I have Input and Output pandera SchemaModels and the Output inherits the Input which accurately represents that all attributes of the Input schema are in the scope of the Output schema.
What I want to avoid is inheriting all attributes as required (non-Optional) as they are rightly coming from the Input schema. Instead I want to preserve them as required for the Input schema but define which of them remain required for the Output schema while the other inherited attributes become optional.

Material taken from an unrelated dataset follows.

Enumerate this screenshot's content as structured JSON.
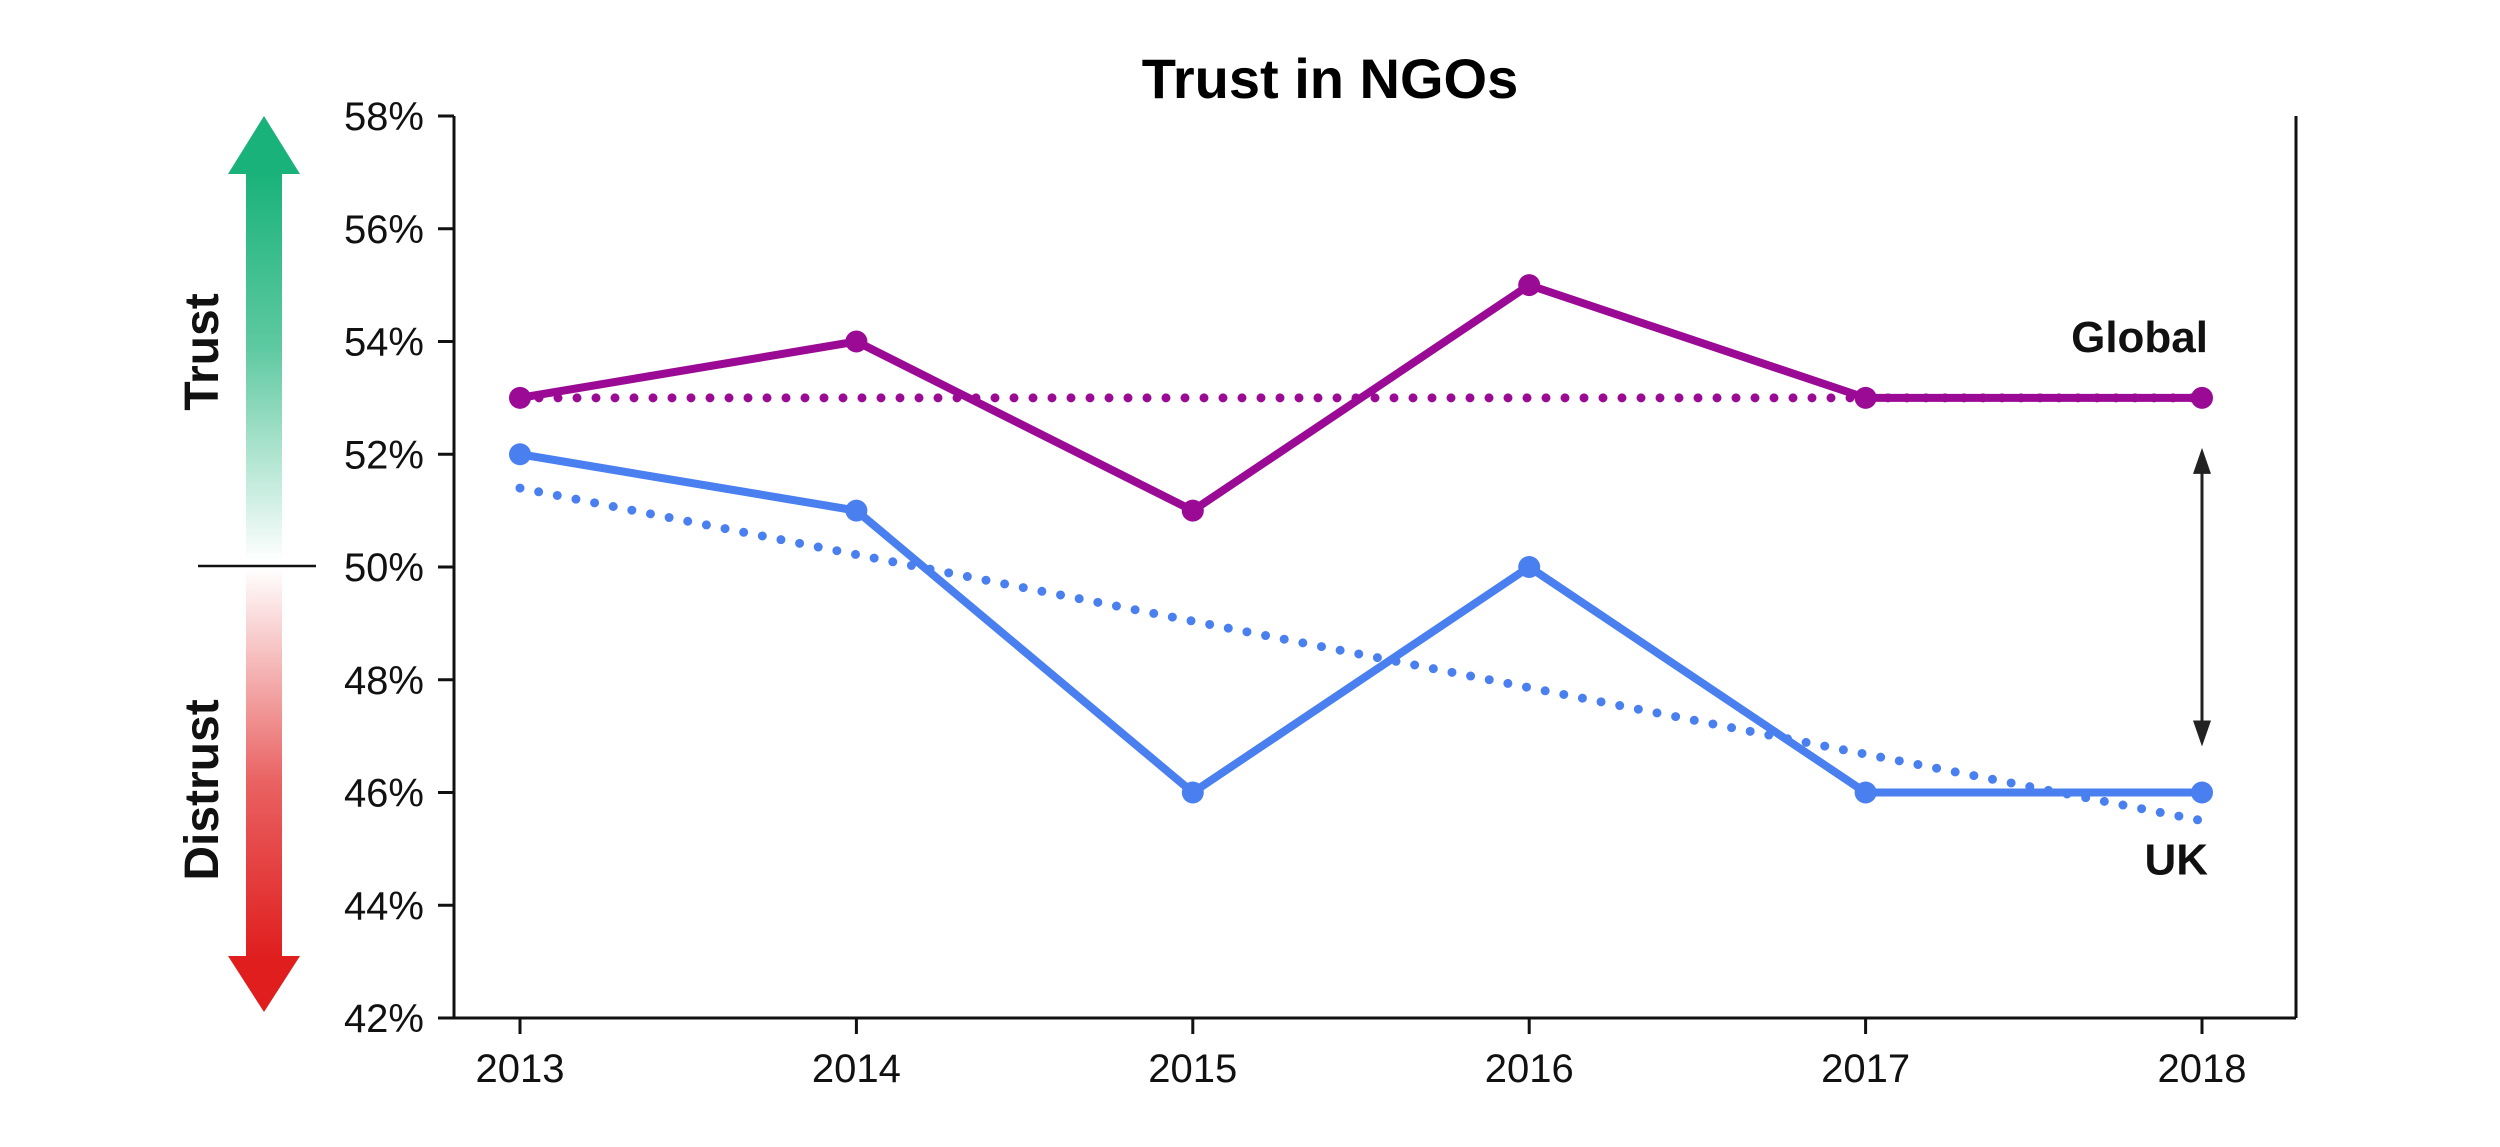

This pydantic question is similar and has solution for defining __init_subclass__
method in the parent class. However, this doesn't work out of the box for pandera classes and I'm not sure if it is even implementable or the right approach.
import pandera as pa
from typing import Optional
from pandera.typing import Index, DataFrame, Series, Category
class InputSchema(pa.SchemaModel):
reporting_date: Series[pa.DateTime] = pa.Field(coerce=True)
def __init_subclass__(cls, optional_fields=None, **kwargs):
super().__init_subclass__(**kwargs)
if optional_fields:
for field in optional_fields:
cls.__fields__[field].outer_type_ = Optional
cls.__fields__[field].required = False
class OutputSchema(InputSchema, optional_fields=['reporting_date']):
test: Series[str] = pa.Field()
@pa.check_types
def func(inputs: DataFrame[InputSchema]) -> DataFrame[OutputSchema]:
inputs = inputs.drop(columns=['reporting_date'])
inputs['test'] = 'a'
return inputs
data = pd.DataFrame({'reporting_date': ['2023-01-11', '2023-01-12']})
func(data)
Error:
---> 18 class OutputSchema(InputSchema, optional_fields=['reporting_date']):
KeyError: 'reporting_date'
Edit:
Desired outcome to be able to set which fields from the inherited schema remain required while the remaining become optional:
class InputSchema(pa.SchemaModel):
reporting_date: Series[pa.DateTime] = pa.Field(coerce=True)
other_field: Series[str] = pa.Field()
class OutputSchema(InputSchema, required=['reporting_date'])
test: Series[str] = pa.Field()
The resulting OutputSchema
has reporting_date
and test
as required while other_field
as optional.
Here is a solution by reusing existing type annotation from the input schema:
import pandera as pa
import pandas as pd
from typing import Optional
from pandera.typing import Index, DataFrame, Series, Category
from pydantic import Field, BaseModel
from typing import Annotated, Type
def copy_field(from_model: Type[BaseModel], fname: str, annotations: dict[str, ...]):
annotations[fname] = from_model.__annotations__[fname]
class InputSchema(pa.SchemaModel):
reporting_date: Series[pa.DateTime] = pa.Field(coerce=True)
not_inherit: Series[str]
class OutputSchema(pa.SchemaModel):
test: Series[str] = pa.Field()
copy_field(InputSchema, "reporting_date", __annotations__)
# reporting_date: Series[pa.DateTime] = pa.Field(coerce=True)
# not_inherit: Optional[Series[str]]
data = pd.DataFrame({
'reporting_date': ['2023-01-11', '2023-01-12'],
'not_inherit': ['a','a']
})
@pa.check_types
def func(
inputs: DataFrame[InputSchema]
) -> DataFrame[OutputSchema]:
inputs = inputs.drop(columns=['not_inherit'])
inputs['test'] = 'a'
return inputs
func(data)